At 1700 the first mate took the ship's position coordinates from the GPS to plot its position. It was at this stage that he took out chart Aus 820 from the chart drawer. At this time he realized that the ship was past the amended alteration point and was very close to Douglas Shoal.

He attempted to alter course at the last minute but this action was too late and shortly thereafter the ship grounded at a speed of about 12 knots.

The grounding caused extensive damage to the ship's hull including to the double bottom ballast and fuel tanks.

In essence, a simple succession of errors on the part of a very tired crew member had resulted in the grounding.

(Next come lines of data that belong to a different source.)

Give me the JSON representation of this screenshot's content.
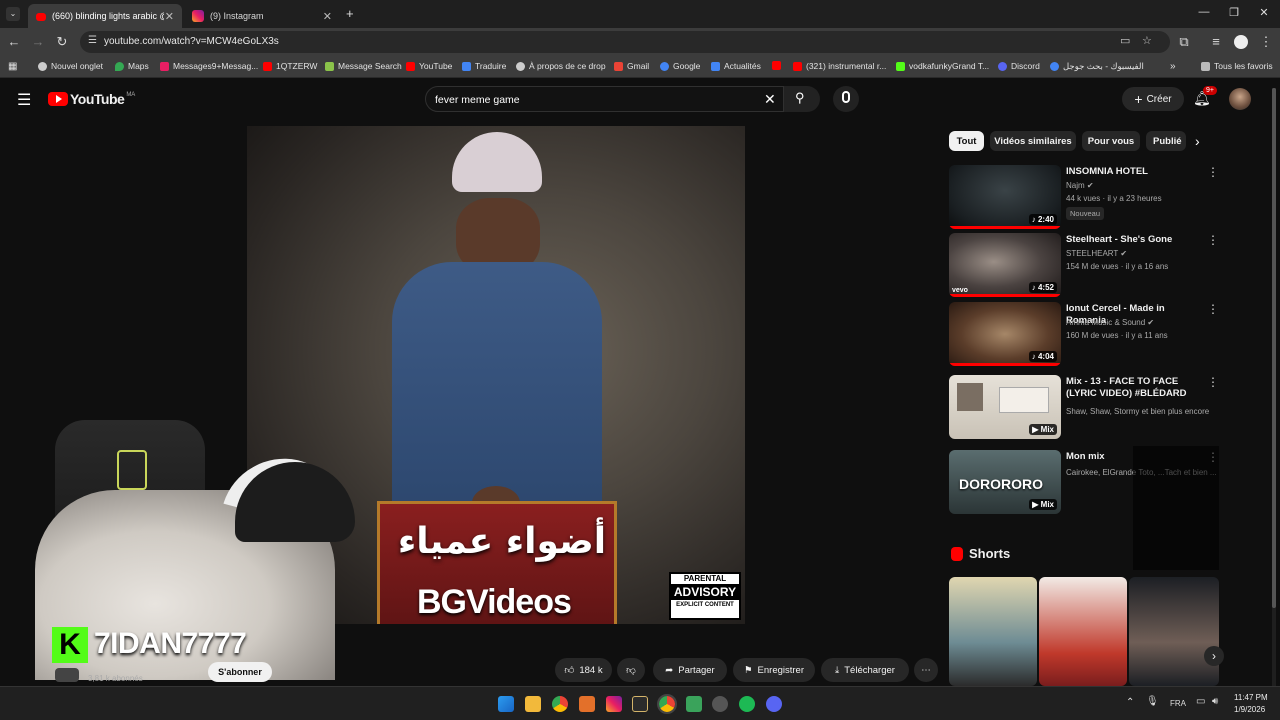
{
  "browser": {
    "tabs": [
      {
        "title": "(660) blinding lights arabic @..."
      },
      {
        "title": "(9) Instagram"
      }
    ],
    "url": "youtube.com/watch?v=MCW4eGoLX3s",
    "bookmarks": [
      "Nouvel onglet",
      "Maps",
      "Messages9+Messag...",
      "1QTZERW",
      "Message Search",
      "YouTube",
      "Traduire",
      "À propos de ce drop",
      "Gmail",
      "Google",
      "Actualités",
      "(321) instrumental r...",
      "vodkafunkyGrand T...",
      "Discord",
      "الفيسبوك - بحث جوجل"
    ],
    "all_favorites": "Tous les favoris"
  },
  "youtube": {
    "logo": "YouTube",
    "logo_sup": "MA",
    "search_query": "fever meme game",
    "create_label": "Créer",
    "notif_count": "9+"
  },
  "video": {
    "arabic_title": "أضواء عمياء",
    "watermark": "BGVideos",
    "advisory_line1": "PARENTAL",
    "advisory_line2": "ADVISORY",
    "advisory_line3": "EXPLICIT CONTENT"
  },
  "overlay": {
    "streamer_name": "7IDAN7777",
    "logo_letter": "K"
  },
  "channel": {
    "subscribers": "3,81 k abonnés",
    "subscribe_label": "S'abonner"
  },
  "actions": {
    "likes": "184 k",
    "share": "Partager",
    "save": "Enregistrer",
    "download": "Télécharger"
  },
  "chips": [
    "Tout",
    "Vidéos similaires",
    "Pour vous",
    "Publié"
  ],
  "recommendations": [
    {
      "title": "INSOMNIA HOTEL",
      "channel": "Najm",
      "meta": "44 k vues · il y a 23 heures",
      "duration": "2:40",
      "badge": "Nouveau"
    },
    {
      "title": "Steelheart - She's Gone",
      "channel": "STEELHEART",
      "meta": "154 M de vues · il y a 16 ans",
      "duration": "4:52",
      "badge": ""
    },
    {
      "title": "Ionut Cercel - Made in Romania",
      "channel": "Amma Music & Sound",
      "meta": "160 M de vues · il y a 11 ans",
      "duration": "4:04",
      "badge": ""
    },
    {
      "title": "Mix - 13 - FACE TO FACE (LYRIC VIDEO) #BLÉDARD",
      "channel": "Shaw, Shaw, Stormy et bien plus encore",
      "meta": "",
      "duration": "Mix",
      "badge": ""
    },
    {
      "title": "Mon mix",
      "channel": "Cairokee, ElGrande Toto, ...Tach et bien ...",
      "meta": "",
      "duration": "Mix",
      "badge": ""
    }
  ],
  "mix_thumb_text": "DORORORO",
  "shorts_label": "Shorts",
  "system": {
    "lang": "FRA",
    "time": "11:47 PM",
    "date": "1/9/2026"
  },
  "colors": {
    "yt_red": "#ff0000",
    "bg": "#0f0f0f",
    "chip_bg": "#272727",
    "overlay_green": "#53fc18"
  }
}
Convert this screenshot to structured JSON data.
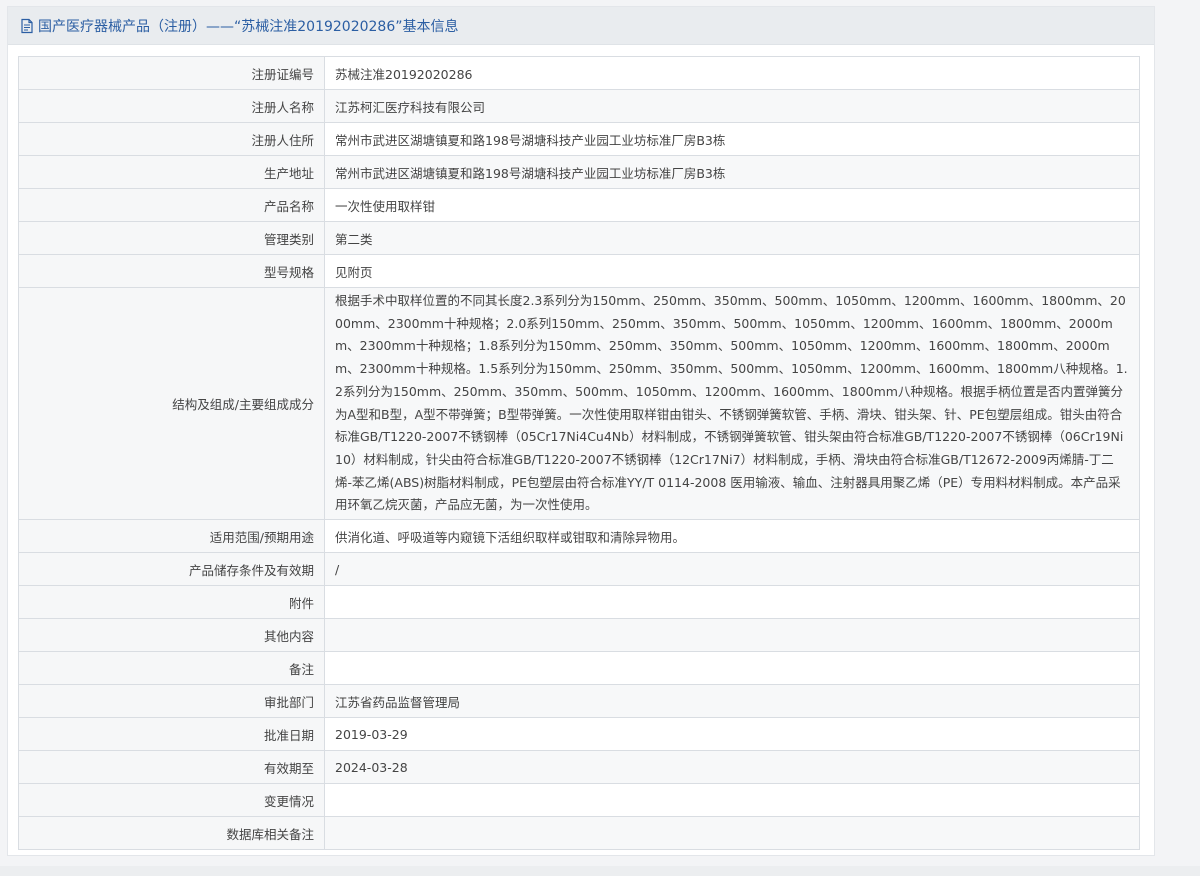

ATSB's investigation is focusing on:

Shen Neng 1's bridge resource management practices including passage planning, watch-keeping and passage monitoring.

The ship and its management company's safety management systems in general with respect to guidance that could have prevented the grounding.

The ship and its management company's fatigue management systems, including work/rest schedules and practices on board.

Human factors issues including fatigue, distractions and situational awareness.

Existing protective measures in the Great Barrier Reef, including the coastal vessel traffic service, coastal pilotage and ship routeing guidelines and recommendations.

Initial incident response on board the ship, control and monitoring from ashore and salvage efforts.

ATSB says its role is to have a very close look at the whole system of safeguards which allowed this accident to occur and to identify ways the system can be improved to prevent a similar accident happening in future.